Thursday, September 14, 2017

No case/controversy in US for threats of infringement made outside US on non-US patents


In Allied Mineral, 2017 U.S. App. LEXIS 17667, the CAFC addressed DJs in view of a threat of litigation from a foreign patent,

From the decision:



All of Stellar's conduct has been directed towards Allied's customers Ferro and Pyrotek, unrelated Mexican entities, and that contact was limited to Stellar's Mexican Patent and potentially infringing acts in Mexico. Stellar sent notice letters to the customers alone, and although Allied responded on behalf of its customers, Stellar never responded to Allied's letter. [*5] Stellar then sued only the customers, not the manufacturer. Stellar also limited its actions to Mexico. Stellar filed suit in Mexico, suing for infringement of a Mexican patent under Mexican laws. It has not threatened or alleged infringement of the '974 patent in the United States, much less filed suit.

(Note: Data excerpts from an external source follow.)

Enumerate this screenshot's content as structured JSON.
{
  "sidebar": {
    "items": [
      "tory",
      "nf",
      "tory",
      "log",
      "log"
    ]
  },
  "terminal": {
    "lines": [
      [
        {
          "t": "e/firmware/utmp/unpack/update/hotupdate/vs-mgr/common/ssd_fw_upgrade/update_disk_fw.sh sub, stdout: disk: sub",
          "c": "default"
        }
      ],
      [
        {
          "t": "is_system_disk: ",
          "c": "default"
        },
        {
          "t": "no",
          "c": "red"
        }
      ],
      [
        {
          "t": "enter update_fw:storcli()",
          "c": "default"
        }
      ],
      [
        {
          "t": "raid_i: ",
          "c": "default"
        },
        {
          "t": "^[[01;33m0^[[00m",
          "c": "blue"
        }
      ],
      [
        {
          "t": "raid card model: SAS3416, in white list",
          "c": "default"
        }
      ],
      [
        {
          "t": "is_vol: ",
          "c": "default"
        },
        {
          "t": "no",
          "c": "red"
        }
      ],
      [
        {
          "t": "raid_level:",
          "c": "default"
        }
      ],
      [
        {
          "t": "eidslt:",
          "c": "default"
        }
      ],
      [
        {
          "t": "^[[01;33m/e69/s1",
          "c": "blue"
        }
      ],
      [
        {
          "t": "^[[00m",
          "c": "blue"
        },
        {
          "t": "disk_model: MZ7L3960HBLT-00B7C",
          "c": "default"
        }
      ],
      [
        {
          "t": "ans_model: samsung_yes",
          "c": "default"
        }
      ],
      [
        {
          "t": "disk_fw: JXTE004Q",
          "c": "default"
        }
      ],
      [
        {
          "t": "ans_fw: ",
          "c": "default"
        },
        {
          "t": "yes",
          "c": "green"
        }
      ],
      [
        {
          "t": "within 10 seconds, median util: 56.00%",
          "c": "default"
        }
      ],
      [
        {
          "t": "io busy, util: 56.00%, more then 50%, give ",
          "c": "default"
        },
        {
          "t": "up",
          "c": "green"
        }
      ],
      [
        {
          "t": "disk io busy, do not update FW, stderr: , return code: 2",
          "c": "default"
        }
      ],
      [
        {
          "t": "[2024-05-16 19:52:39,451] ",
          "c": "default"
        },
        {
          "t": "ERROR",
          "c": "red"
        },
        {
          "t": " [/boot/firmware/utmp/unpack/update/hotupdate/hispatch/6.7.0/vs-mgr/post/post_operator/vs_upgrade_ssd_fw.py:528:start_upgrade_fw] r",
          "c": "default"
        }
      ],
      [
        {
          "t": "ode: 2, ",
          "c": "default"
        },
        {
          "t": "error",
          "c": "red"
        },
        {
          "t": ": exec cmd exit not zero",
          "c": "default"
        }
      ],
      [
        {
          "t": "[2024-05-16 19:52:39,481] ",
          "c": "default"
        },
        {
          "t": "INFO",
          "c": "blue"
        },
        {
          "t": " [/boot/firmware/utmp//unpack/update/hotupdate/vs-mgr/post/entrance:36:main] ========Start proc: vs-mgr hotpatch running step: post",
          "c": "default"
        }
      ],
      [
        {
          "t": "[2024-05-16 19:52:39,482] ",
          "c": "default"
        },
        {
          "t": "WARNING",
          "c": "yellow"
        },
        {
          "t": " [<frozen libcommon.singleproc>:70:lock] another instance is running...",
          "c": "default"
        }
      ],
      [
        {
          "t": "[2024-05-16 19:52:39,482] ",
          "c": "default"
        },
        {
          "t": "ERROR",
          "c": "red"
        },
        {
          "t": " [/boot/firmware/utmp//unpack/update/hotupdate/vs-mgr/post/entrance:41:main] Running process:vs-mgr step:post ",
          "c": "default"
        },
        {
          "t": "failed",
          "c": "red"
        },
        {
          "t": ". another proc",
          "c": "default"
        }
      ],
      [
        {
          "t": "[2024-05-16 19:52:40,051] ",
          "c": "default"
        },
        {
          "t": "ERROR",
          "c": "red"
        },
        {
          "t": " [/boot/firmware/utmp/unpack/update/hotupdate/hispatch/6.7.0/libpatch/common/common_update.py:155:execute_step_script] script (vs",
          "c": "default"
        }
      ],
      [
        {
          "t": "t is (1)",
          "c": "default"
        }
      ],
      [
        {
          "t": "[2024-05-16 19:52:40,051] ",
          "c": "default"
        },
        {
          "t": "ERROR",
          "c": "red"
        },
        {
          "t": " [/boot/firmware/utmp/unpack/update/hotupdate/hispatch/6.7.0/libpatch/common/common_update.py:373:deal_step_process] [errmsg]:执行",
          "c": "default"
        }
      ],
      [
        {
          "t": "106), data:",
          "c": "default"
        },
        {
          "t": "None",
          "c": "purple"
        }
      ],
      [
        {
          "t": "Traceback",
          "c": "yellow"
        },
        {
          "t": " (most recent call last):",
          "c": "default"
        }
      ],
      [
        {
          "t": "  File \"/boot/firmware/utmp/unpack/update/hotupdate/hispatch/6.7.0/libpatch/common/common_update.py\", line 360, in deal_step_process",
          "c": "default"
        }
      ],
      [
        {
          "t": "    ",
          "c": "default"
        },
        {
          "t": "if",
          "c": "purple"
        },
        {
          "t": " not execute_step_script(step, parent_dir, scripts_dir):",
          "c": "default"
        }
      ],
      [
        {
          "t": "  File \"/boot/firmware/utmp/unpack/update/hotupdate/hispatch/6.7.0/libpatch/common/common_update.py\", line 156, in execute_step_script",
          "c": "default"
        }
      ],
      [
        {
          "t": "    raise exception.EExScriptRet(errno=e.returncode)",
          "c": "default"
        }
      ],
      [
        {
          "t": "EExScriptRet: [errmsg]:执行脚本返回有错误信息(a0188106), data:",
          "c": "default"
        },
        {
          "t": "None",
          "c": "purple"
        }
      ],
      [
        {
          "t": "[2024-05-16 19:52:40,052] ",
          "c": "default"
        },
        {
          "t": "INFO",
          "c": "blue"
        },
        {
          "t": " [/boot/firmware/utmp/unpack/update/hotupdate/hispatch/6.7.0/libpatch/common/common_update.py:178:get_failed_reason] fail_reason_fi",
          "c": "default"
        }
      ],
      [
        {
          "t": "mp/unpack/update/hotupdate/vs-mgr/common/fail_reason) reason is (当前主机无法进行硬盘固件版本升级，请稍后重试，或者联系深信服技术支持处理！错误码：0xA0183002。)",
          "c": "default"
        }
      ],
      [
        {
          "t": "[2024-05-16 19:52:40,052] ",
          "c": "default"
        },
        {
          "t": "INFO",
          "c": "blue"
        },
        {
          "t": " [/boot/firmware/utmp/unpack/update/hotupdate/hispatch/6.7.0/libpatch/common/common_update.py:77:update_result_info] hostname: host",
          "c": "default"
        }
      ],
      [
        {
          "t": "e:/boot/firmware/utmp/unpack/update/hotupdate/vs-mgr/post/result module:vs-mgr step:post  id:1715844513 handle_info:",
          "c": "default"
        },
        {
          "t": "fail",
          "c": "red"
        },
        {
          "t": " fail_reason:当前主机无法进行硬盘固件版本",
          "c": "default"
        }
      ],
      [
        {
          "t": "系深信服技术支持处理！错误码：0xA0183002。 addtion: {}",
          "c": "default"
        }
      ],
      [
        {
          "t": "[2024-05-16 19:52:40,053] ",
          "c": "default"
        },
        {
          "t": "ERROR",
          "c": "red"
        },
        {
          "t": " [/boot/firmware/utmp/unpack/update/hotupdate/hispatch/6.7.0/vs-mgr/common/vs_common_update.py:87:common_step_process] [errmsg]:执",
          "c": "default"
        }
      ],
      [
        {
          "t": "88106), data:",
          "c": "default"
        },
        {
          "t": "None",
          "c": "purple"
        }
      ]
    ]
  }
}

Stellar took no actions directed at Allied, no actions with regard to its '974 patent, and no actions under U.S. patent laws.

(...)

Considering the totality of the circumstances, we agree with the district court that there is not a substantial controversy of sufficient immediacy and reality to confer declaratory judgment jurisdiction. Stellar sent notice letters to Ferro and Pyrotek in Mexico, and it sued Ferro and Pyrotek in Mexico. Stellar did not even respond to Allied's letter about the Mexican Patent on behalf of Ferro and Pyrotek. Nor has Stellar taken any action in the United States or any action on the '974 patent. Allied has failed to establish a case or controversy regarding Stellar's U.S. patent in the United States under Article III.